[CHAPTER XV.]

How sweet are the Surrey lanes and woods, especially round about Godalming! Innumerable are the pictures which artists have found there and fixed upon canvas to delight and instruct. In spring and summer peeps of fairyland reveal themselves almost at every turn. Small forests of straight and stately trees are there, full of solemn visions, lifting one's thoughts heavenward, and attuning the soul to more than earthly glory. The earth is carpeted with wonders, and the air is fragrant with subtle perfumes. The gentle declivities are clothed in beauty, and the wondrous variety of greens and browns are a marvel to behold.

It was a balmy night, and the skies were full of stars. A clear pool reflected them, and Nansie and Kingsley stood upon the rustic bridge and looked down in silence and love and worship.

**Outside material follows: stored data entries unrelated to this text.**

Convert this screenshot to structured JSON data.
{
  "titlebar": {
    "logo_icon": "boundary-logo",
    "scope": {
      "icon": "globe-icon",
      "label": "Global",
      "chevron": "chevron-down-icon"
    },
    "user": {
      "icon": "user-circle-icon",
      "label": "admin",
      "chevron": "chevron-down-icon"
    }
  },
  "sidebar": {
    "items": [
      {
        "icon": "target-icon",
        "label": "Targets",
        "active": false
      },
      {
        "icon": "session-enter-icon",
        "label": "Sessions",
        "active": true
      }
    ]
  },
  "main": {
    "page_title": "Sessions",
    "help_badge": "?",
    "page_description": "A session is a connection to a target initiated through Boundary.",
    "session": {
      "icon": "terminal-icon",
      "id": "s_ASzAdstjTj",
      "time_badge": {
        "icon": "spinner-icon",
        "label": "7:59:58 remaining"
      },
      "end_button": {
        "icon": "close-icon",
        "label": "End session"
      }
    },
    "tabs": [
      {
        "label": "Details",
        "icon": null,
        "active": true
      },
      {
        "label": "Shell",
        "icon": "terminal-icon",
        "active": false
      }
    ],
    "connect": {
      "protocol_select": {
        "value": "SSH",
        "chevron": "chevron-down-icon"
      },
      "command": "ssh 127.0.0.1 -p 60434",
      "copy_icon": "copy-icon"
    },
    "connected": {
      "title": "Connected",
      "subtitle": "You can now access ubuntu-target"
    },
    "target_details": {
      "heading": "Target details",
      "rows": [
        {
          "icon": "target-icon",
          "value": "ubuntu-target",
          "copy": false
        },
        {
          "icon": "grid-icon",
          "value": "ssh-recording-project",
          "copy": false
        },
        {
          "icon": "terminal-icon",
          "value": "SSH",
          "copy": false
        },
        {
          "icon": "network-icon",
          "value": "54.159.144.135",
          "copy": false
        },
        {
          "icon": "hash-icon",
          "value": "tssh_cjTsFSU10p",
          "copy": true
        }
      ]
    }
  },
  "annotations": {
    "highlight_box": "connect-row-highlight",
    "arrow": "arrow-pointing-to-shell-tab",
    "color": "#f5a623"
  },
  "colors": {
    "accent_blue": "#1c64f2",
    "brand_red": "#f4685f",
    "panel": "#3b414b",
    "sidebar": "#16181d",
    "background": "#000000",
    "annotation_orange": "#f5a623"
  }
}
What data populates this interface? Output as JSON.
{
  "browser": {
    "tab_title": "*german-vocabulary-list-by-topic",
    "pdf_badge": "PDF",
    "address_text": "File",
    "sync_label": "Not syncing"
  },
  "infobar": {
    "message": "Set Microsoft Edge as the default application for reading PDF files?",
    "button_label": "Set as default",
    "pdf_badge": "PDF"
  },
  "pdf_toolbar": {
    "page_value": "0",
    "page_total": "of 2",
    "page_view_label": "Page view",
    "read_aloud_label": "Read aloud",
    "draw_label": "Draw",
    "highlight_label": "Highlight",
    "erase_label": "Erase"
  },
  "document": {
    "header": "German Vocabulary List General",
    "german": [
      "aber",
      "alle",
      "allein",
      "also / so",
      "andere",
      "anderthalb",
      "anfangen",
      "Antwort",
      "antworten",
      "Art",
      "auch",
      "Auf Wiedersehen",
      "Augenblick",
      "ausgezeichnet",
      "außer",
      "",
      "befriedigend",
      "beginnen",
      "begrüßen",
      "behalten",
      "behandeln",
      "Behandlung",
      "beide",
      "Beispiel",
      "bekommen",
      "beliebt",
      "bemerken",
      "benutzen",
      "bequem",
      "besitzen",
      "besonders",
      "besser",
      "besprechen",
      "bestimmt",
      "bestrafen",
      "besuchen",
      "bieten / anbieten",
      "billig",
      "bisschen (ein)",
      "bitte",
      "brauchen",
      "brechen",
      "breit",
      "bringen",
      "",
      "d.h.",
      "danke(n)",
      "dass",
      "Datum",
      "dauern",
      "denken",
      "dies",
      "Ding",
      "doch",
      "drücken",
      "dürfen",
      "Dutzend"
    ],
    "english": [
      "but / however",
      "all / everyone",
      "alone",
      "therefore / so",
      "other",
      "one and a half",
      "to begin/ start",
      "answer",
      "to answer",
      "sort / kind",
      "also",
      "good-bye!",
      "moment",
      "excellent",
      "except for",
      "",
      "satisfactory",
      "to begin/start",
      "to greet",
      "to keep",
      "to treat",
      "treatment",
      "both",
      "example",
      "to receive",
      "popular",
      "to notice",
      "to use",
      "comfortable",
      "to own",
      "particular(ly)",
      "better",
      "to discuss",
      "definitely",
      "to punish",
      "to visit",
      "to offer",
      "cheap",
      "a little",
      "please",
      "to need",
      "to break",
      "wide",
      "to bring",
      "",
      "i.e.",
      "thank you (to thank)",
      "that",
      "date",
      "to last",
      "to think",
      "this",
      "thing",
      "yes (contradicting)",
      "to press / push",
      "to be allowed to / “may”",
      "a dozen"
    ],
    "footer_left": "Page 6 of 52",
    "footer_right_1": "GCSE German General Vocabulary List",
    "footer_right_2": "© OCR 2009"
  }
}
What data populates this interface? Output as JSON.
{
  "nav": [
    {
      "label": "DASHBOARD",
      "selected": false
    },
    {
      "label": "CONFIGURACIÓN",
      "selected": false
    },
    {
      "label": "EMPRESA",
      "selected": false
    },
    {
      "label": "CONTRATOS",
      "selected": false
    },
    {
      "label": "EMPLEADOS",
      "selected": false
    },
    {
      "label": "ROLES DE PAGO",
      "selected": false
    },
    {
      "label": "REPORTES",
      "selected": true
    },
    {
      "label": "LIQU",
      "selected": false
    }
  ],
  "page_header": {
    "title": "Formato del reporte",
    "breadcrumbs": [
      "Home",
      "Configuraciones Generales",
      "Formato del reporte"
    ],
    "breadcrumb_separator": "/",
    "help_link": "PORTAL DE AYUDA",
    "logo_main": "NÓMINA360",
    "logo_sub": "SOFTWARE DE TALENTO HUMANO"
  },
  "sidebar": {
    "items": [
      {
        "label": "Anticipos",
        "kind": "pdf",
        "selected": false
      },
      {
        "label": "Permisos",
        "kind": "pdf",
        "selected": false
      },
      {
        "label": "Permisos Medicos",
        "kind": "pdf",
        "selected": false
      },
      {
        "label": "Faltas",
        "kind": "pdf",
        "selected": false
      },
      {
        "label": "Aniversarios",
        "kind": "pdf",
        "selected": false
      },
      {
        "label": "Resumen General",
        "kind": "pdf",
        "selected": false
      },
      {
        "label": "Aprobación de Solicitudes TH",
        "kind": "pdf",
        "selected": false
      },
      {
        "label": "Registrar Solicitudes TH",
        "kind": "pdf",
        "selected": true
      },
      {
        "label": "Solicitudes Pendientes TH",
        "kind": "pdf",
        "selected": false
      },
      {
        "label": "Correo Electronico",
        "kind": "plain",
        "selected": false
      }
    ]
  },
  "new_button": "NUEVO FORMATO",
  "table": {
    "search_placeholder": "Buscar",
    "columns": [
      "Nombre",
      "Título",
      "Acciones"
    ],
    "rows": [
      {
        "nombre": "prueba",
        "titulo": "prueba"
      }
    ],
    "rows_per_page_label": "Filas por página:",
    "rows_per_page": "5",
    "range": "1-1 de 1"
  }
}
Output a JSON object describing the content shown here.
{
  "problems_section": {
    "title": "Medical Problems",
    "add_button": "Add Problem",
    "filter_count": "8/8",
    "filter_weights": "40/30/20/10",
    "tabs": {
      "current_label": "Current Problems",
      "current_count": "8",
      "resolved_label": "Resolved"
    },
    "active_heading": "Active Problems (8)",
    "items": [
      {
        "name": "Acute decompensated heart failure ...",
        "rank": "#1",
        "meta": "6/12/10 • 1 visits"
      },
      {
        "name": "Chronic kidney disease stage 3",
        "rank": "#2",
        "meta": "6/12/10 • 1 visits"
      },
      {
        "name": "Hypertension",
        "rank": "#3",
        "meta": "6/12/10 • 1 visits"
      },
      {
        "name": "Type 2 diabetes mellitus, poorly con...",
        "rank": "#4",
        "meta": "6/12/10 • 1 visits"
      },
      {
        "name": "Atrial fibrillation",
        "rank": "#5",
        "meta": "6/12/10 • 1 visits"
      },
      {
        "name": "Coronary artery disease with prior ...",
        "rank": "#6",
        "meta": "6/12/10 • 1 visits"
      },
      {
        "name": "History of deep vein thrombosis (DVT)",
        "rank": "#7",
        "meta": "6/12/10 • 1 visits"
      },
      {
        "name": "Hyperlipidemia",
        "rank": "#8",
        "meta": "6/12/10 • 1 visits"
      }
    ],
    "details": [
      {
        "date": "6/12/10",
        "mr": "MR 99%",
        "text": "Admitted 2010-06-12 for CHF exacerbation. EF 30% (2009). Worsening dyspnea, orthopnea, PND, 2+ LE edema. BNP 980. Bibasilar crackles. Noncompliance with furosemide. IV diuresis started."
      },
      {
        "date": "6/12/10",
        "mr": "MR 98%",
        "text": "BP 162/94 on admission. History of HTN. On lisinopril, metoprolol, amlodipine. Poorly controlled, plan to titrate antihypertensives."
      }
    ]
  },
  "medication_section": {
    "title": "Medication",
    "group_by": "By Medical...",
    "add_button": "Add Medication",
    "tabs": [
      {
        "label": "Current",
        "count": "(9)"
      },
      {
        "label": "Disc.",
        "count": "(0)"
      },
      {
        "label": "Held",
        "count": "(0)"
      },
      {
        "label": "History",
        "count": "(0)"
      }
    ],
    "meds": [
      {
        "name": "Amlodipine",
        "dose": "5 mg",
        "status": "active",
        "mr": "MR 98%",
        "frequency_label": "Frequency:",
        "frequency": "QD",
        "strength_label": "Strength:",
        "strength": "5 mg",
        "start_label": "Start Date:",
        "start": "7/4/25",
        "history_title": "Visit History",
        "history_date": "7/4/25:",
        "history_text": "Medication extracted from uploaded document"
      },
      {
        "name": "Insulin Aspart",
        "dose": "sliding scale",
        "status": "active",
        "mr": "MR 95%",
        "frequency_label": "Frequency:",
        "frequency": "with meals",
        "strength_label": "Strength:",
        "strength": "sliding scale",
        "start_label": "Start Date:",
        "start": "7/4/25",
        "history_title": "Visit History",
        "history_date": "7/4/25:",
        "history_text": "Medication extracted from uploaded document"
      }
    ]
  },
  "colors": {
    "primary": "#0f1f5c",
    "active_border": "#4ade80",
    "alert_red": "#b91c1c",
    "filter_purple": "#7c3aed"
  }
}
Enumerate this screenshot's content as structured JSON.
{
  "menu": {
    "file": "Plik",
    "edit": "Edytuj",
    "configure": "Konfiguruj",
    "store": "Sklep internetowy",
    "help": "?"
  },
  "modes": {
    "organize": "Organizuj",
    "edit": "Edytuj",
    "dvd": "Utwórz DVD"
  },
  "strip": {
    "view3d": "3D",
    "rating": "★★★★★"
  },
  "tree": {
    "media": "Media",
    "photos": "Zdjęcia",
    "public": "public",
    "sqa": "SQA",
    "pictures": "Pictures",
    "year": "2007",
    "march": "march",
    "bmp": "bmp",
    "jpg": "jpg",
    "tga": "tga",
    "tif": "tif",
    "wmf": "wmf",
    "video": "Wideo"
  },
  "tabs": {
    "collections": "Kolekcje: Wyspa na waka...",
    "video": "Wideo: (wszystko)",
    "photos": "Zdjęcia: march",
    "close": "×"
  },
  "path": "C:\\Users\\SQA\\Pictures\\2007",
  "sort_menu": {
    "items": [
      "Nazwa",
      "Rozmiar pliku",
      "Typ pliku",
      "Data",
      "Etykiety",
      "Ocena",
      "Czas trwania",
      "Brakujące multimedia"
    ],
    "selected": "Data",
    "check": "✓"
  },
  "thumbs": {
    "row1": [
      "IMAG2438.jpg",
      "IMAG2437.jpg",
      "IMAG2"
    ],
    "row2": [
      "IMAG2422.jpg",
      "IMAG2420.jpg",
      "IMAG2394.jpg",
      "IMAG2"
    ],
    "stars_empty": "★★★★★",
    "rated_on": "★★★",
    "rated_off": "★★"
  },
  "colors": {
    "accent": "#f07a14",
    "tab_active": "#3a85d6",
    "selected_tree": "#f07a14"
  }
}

"In the method of my education, my dear Nansie," said Kingsley, as they walked from the bridge into the stillness of the woods, "I recognize now one end."

"What end, Kingsley?" asked Nansie, looking up at him in hope.

"Nothing particular," said Kingsley. He spoke with his customary lightness, but there was a dash of seriousness in his voice, not as though he was troubled by the reflections which were passing through his mind, but with a dim consciousness that something better than he was able to accomplish might have been evolved. "That seems to me to have been the method of it--nothing particular. Shall I try to explain myself?"

"Please, dear. But kiss me first."

"Even in this kiss, my own dear wife," said Kingsley, "which, in what it means to me, all the gold in the world could not purchase-- Ah, Nansie, dear, how truly I love you!"

"And I you, Kingsley, with all the strength of my heart and soul."

"That is the beauty of it, and it is that which makes it unpurchasable. It is my love for you, and yours for me; it is my faith in you and yours in me, springing out of my heart and soul as it springs out of yours, that makes me feel how inexpressibly dear you are to me, and to know that my spiritual life would not have been complete without you. But I am flying off at a tangent again."